Talented opera singer who enjoyed worldwide fame in the 19th century
In the 2017 Hollywood film The Greatest Showman, there is a show-stopping moment when the main character P T Barnum watches a musical performance by Swedish singer Jenny Lind.
While the film's story takes dramatic license with the story of Barnum's circus, the real Jenny Lind was a hugely talented Swedish opera singer who took the USA by storm in the 1850s.
Born in Stockholm on 6 October 1820, Lind's talent was discovered when she was over-heard singing by the maid of Mademoiselle Lundberg, the principal dancer at the Royal Swedish Opera. The maid retuned the next day with Lundberg who arranged for Lind to have an audition for the Royal Dramatic Theatre.
Aged 10, Jenny Lind started to play in more than 30 spoken roles, with her first starring role coming when she was aged just 17 - playing Agathe in Weber's Der Freischütz. By 20, she was a member of the Royal Swedish Academy of Music and court singer to the King of Sweden and Norway.
Throughout her teenage years and early 20s, Lind's voice became damaged, but studying with music teacher Manuel Garcia in Paris, she learned healthier and safer vocal techniques.
Through the 1840s, Lind toured extensively, performing in cities and countries across Europe - Denmark, Berlin, Vienna, London - becoming an international star with the nickname 'the Swedish Nightingale'.
In 1849, PT Barnum approached her with an offer to tour the USA.

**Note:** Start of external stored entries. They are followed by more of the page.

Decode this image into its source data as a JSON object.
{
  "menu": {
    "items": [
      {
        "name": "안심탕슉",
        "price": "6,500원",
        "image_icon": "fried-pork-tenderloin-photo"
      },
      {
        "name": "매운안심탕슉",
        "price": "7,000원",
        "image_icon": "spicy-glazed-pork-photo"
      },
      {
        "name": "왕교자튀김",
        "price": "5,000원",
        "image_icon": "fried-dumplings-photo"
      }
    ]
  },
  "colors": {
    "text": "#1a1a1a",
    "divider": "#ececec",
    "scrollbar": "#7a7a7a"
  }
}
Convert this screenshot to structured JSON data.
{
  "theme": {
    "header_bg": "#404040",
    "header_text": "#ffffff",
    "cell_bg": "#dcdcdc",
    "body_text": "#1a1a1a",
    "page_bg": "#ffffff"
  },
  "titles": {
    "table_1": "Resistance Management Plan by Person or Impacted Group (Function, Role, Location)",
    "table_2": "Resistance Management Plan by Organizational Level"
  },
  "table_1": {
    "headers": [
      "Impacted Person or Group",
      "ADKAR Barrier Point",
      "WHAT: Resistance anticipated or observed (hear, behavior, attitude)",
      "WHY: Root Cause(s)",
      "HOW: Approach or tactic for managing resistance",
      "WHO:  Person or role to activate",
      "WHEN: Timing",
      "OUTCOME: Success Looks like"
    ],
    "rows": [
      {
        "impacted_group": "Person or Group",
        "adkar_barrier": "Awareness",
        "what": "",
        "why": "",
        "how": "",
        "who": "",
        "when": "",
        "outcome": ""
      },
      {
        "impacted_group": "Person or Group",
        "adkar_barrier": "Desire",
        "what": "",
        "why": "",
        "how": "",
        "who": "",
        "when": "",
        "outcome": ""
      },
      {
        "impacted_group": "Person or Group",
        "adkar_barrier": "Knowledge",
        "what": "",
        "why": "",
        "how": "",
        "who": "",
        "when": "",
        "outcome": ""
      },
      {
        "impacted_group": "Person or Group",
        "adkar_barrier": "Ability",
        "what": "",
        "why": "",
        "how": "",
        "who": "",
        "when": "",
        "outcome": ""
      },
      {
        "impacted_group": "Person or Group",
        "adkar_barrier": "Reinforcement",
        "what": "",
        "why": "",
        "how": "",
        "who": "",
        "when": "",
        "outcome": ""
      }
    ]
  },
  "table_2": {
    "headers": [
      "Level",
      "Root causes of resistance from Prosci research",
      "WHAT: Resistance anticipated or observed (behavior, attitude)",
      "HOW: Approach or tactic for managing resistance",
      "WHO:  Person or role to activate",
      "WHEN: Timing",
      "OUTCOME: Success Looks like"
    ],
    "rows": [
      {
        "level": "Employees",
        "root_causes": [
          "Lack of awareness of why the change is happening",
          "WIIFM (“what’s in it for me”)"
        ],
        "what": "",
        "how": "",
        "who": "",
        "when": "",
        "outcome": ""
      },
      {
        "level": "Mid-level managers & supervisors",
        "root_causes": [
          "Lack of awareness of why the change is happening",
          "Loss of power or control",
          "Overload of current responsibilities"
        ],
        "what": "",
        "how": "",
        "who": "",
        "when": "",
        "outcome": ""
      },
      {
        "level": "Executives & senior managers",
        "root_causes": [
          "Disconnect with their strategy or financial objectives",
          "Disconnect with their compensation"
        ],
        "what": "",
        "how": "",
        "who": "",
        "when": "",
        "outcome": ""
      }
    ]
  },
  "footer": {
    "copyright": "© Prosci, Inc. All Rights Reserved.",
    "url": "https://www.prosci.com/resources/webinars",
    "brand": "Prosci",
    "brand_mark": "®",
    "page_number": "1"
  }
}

Realising it could benefit her favourite charities in Sweden, Lind agreed. Barnum was a master of publicity, promoting her tour well before she arrived in New York. The tour was a huge success, with Lind performing 93 concerts for Barnum. After a year, she began to tire of Barnum's relentless publicity and parted ways with him, but continued touring under her own management for almost another year.
This is the tour depicted in The Greatest Showman, but there's no historical evidence of a romance between Barnum and Lind (as implied in the film).
Near the end of the tour, in February 1852, Lind married her pianist and conductor Otto Goldschmidt. They returned to Europe, living first in Germany and, from 1858, in England. Between 1853 and 1861, the couple had three children.
From then on, she performed in concert halls rather than grand opera houses. In 1882, she was appointed professor of singing at the newly founded Royal College of Music.
In 1887, Lind died aged 67. The technology of the time means that, despite her long and successful career, no recordings of her voice were made or remain today.
Her talent and fame are remembered today in the name 'The Swedish Nightingale' and commemorated in music and films, placenames and statues and even toys, banknotes and ship figureheads.